The fact that no one in state government can point to a statute where it gives an agency the authority to charge a sales tax speaks volumes about this issue. — Adam Marshall, Attorney, Reporters Committee for Freedom of the Press
“The Idaho State Tax Commission wants to thank you for bringing the issue of sales tax and public records request copies to our attention. It prompted us to evaluate the Idaho statutes,” spokeswoman Renee Eymann wrote. “The Tax Commission intends to bring legislation next year to clarify in the code that public records aren’t subject to sales tax in the interest of openness and transparency in government.”
The Idaho governor’s office must approve the proposed legislation before it goes to lawmakers. The state's next legislative session begins in January 2019.
The Tax Commission’s aim to clarify Idaho public record law follows a request submitted earlier this year by KUER News to the Pocatello Police Department. Claire Jones, a KUER newsroom assistant working on an upcoming podcast, asked for records on calls for service in the southern Idaho city.
Pocatello police applied redactions to records that tallied more than 200 pages, charging $145.80 for the time spent to complete the effort and copying costs. Idaho and other state and federal laws allow government agencies to assess fees to process and reproduce public records. In an unusual twist, the Pocatello department also charged a 6 percent sales tax of $8.75 on top of the cost to reproduce the records.
“I’ve never heard of that. That sounds extremely odd” to assess a tax on copies of public records, said Adam Marshall, an attorney with the Reporters Committee for Freedom of the Press, a Washington, D.C.-based group that advocates for journalists. “The fact that no one in state government can point to a statute where it gives an agency the authority to charge a sales tax speaks volumes about this issue.”

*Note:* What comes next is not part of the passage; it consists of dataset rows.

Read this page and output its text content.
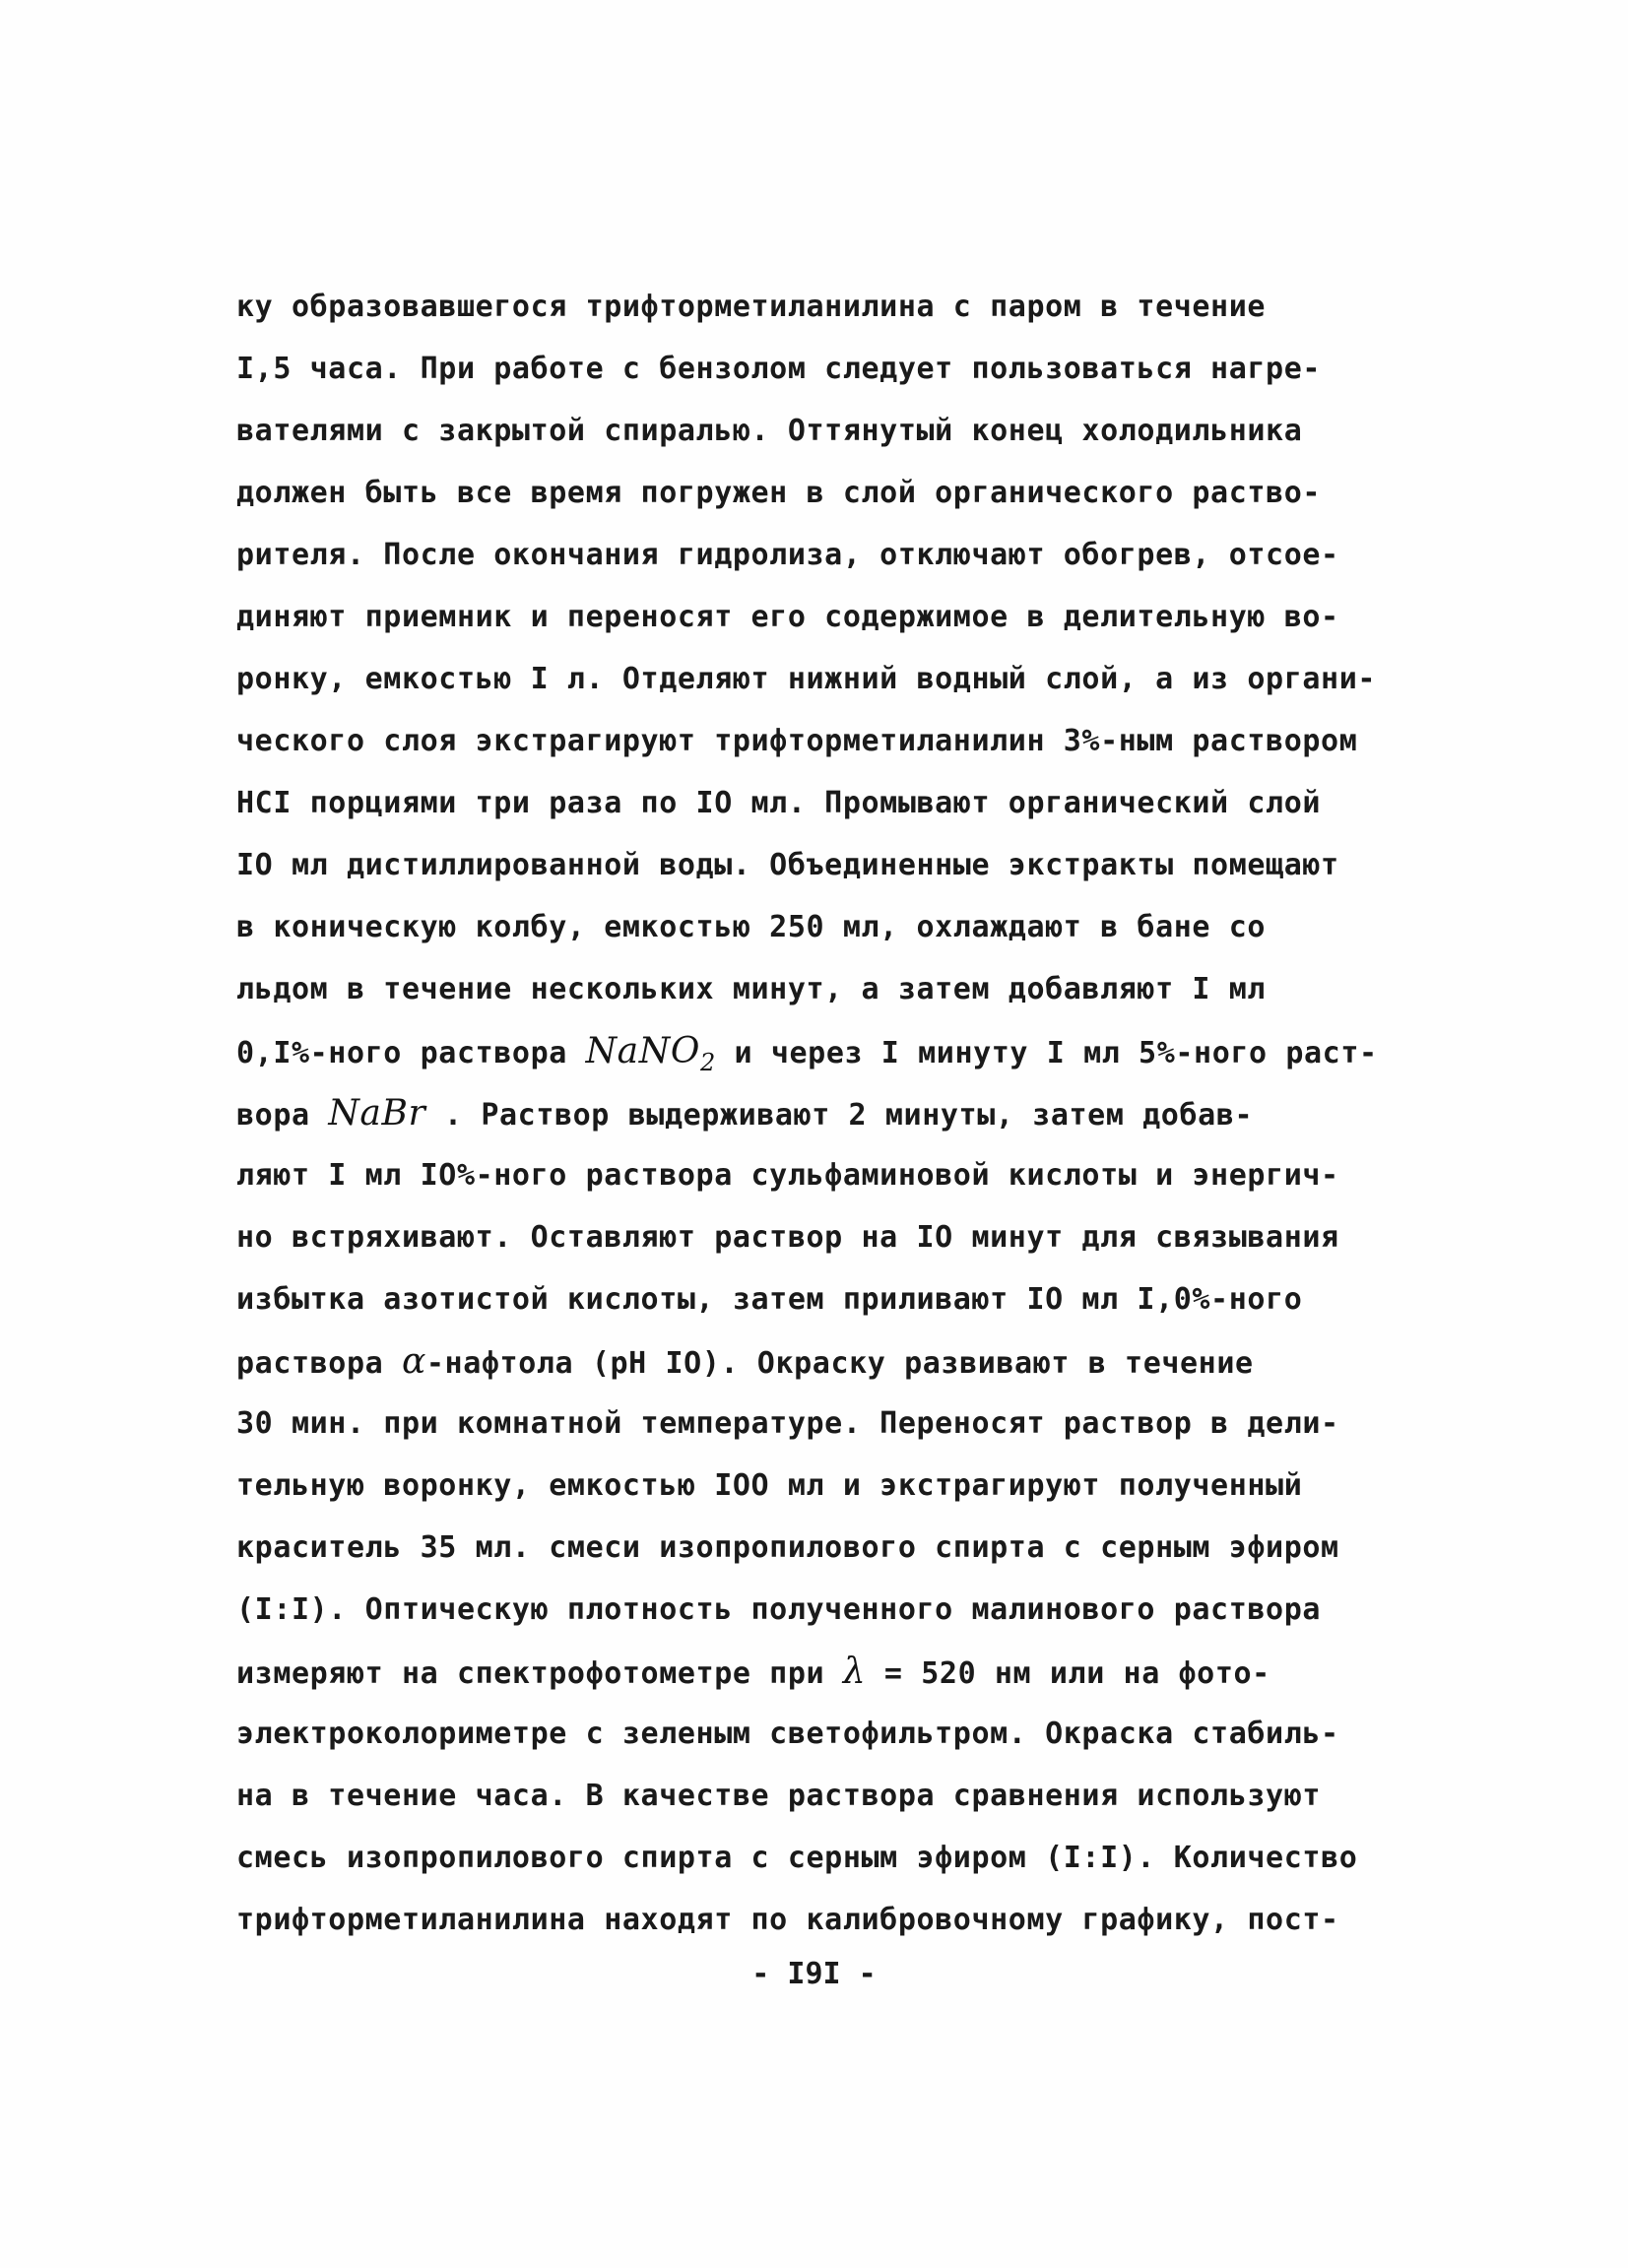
ку образовавшегося трифторметиланилина с паром в течение
I,5 часа. При работе с бензолом следует пользоваться нагре-
вателями с закрытой спиралью. Оттянутый конец холодильника
должен быть все время погружен в слой органического раство-
рителя. После окончания гидролиза, отключают обогрев, отсое-
диняют приемник и переносят его содержимое в делительную во-
ронку, емкостью I л. Отделяют нижний водный слой, а из органи-
ческого слоя экстрагируют трифторметиланилин 3%-ным раствором
HCI порциями три раза по IO мл. Промывают органический слой
IO мл дистиллированной воды. Объединенные экстракты помещают
в коническую колбу, емкостью 250 мл, охлаждают в бане со
льдом в течение нескольких минут, а затем добавляют I мл
0,I%-ного раствора NaNO$_2$ и через I минуту I мл 5%-ного раст-
вора NaBr . Раствор выдерживают 2 минуты, затем добав-
ляют I мл IO%-ного раствора сульфаминовой кислоты и энергич-
но встряхивают. Оставляют раствор на IO минут для связывания
избытка азотистой кислоты, затем приливают IO мл I,0%-ного
раствора α-нафтола (pH IO). Окраску развивают в течение
30 мин. при комнатной температуре. Переносят раствор в дели-
тельную воронку, емкостью IOO мл и экстрагируют полученный
краситель 35 мл. смеси изопропилового спирта с серным эфиром
(I:I). Оптическую плотность полученного малинового раствора
измеряют на спектрофотометре при λ = 520 нм или на фото-
электроколориметре с зеленым светофильтром. Окраска стабиль-
на в течение часа. В качестве раствора сравнения используют
смесь изопропилового спирта с серным эфиром (I:I). Количество
трифторметиланилина находят по калибровочному графику, пост-
- I9I -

Pocatello City Attorney Jared Johnson acknowledged that the interpretation of the law can vary. Pocatello has chosen to charge a sales tax on copies of public records, he said.
“It’s not clear in the code whether in fact that can’t be done,” he said.
The state Attorney General’s Office, in contrast, does not collect sales tax on reproduced public records, spokesman Scott Graf said.
How much money Pocatello or other Idaho agencies may have collected from the practice is unknown. It is also unclear how often officials in the state charge a sales tax when releasing public records. The Tax Commission does not track what portion of an agency’s reported sales tax revenue comes from released copies of requested public records, Eymann, the commission’s spokeswoman, said.
“The only way to determine that would be to contact each government entity separately to see if they have the information,” she wrote in a separate email.
After reviewing the assessed fees, Pocatello police decreased the sales tax from $8.75 to 43 cents. But the amount of money isn’t the issue, said Betsy Russell, president of the Idaho Press Club and a veteran journalist.
“The point is to preserve citizen access to government records, not to soak people for extra money,” she said. “It’s just wrong.”